Calmodulin inhibition as a mode of action of antifungal imidazole pharmaceuticals in non-target organisms

To improve assessment of risks associated with pharmaceutical contamination of the environment, it is crucial to understand effects and mode of action of drugs in non-target species. The evidence is accumulating that species with well-conserved drug targets are prone to be at risk when exposed to pharmaceuticals. An interesting group of pharmaceuticals released into the environment is imidazoles, antifungal agents with inhibition of ergosterol synthesis as a primary mode of action in fungi. However, imidazoles have also been identified as competitive antagonists of calmodulin (CaM), a calcium-binding protein with phylogenetically conserved structure and function. Therefore, imidazoles would act as CaM inhibitors in various organisms, including those with limited capacity to synthesize sterols, such as arthropods. We hypothesized that effects observed in crustaceans exposed to imidazoles are related to the CaM inhibition and CaM-dependent nitric oxide (NO) synthesis. To test this hypothesis, we measured (i) CaM levels and its gene expression, (ii) NO accumulation and (iii) gene expression of NO synthase (NOS1 and NOS2), in the cladoceran Daphnia magna exposed to miconazole, a model imidazole drug.
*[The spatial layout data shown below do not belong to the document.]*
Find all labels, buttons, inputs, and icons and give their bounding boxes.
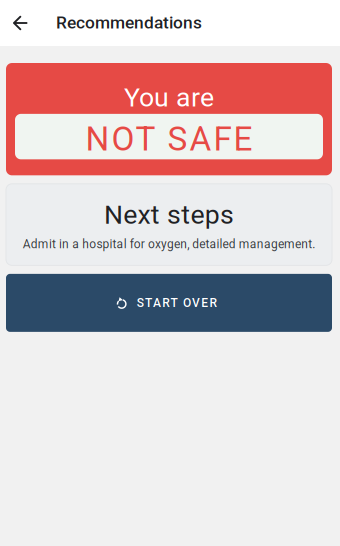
button[interactable]: Back <box>0 0 56 46</box>
staticText: Admit in a hospital for oxygen, detailed… <box>20 237 318 251</box>
staticText: NOT SAFE <box>76 120 262 159</box>
staticText: Recommendations <box>56 12 202 33</box>
button[interactable]: START OVER <box>6 274 332 332</box>
staticText: START OVER <box>137 296 222 310</box>
staticText: You are <box>117 82 221 113</box>
staticText: Next steps <box>97 199 241 230</box>
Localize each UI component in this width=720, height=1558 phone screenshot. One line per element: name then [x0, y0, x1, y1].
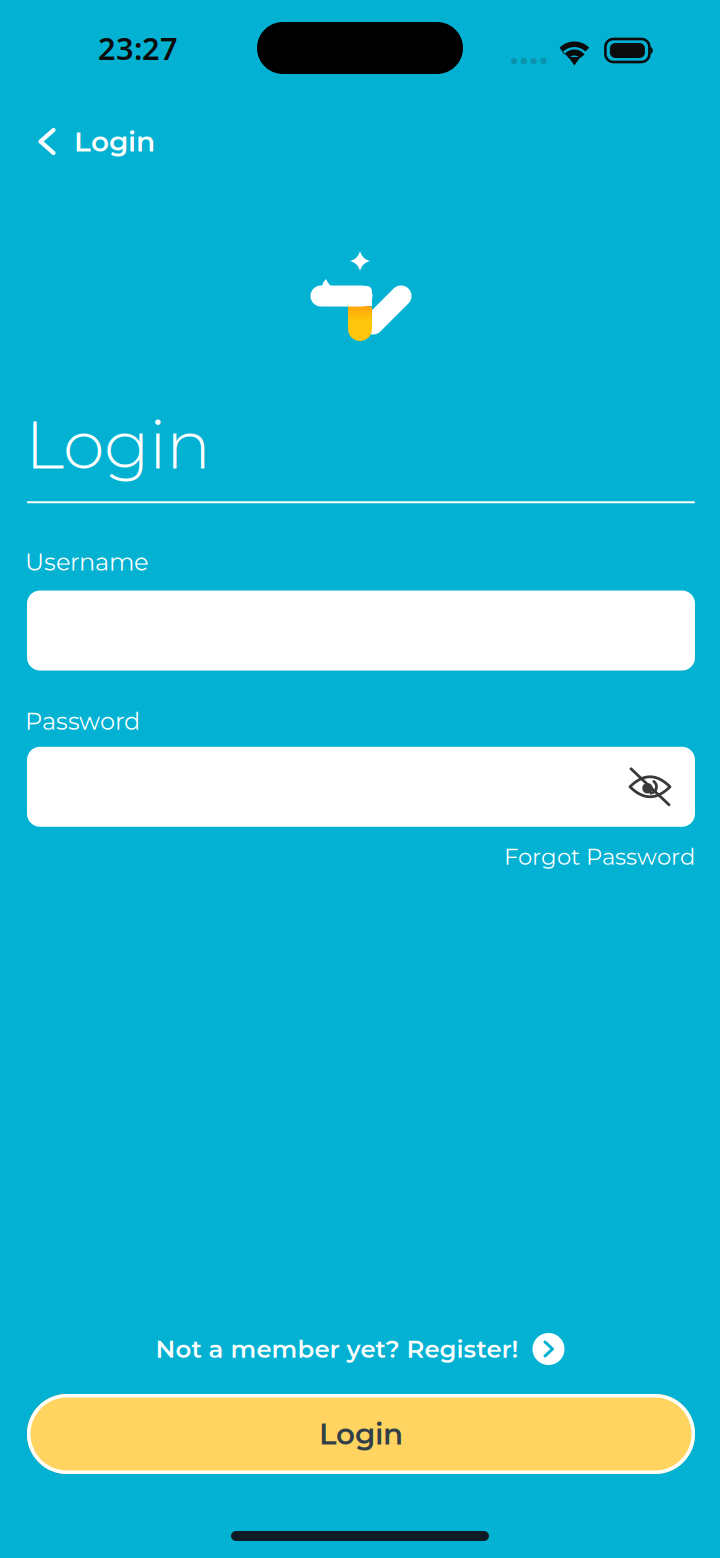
staticText: Not a member yet? Register! [156, 1334, 518, 1364]
staticText: Forgot Password [504, 843, 695, 870]
staticText: Login [25, 404, 211, 485]
staticText: Username [25, 547, 148, 577]
button[interactable]: Forgot Password [504, 836, 695, 877]
staticText: 23:27 [98, 28, 178, 68]
staticText: Login [74, 124, 155, 158]
button[interactable]: Login [38, 112, 155, 168]
button[interactable]: Login [27, 1394, 695, 1474]
button[interactable]: Show password [609, 749, 695, 825]
staticText: Password [25, 706, 140, 736]
button[interactable]: Not a member yet? Register! [156, 1324, 564, 1374]
staticText: Login [319, 1416, 403, 1452]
Whereas significantly increased CaM gene expression and its cellular allocation were observed, supporting the hypothesized mode of action, no changes occurred in either NO synthase expression or NO levels in the exposed animals. These findings suggest that CaM inhibition by miconazole leads to protein overexpression that compensates for the loss in the protein activity, with no measurable downstream effects on NO pathways. The inhibition of CaM in D. magna may have implications for effect assessment of exposure to mixtures of imidazoles in aquatic non-target species.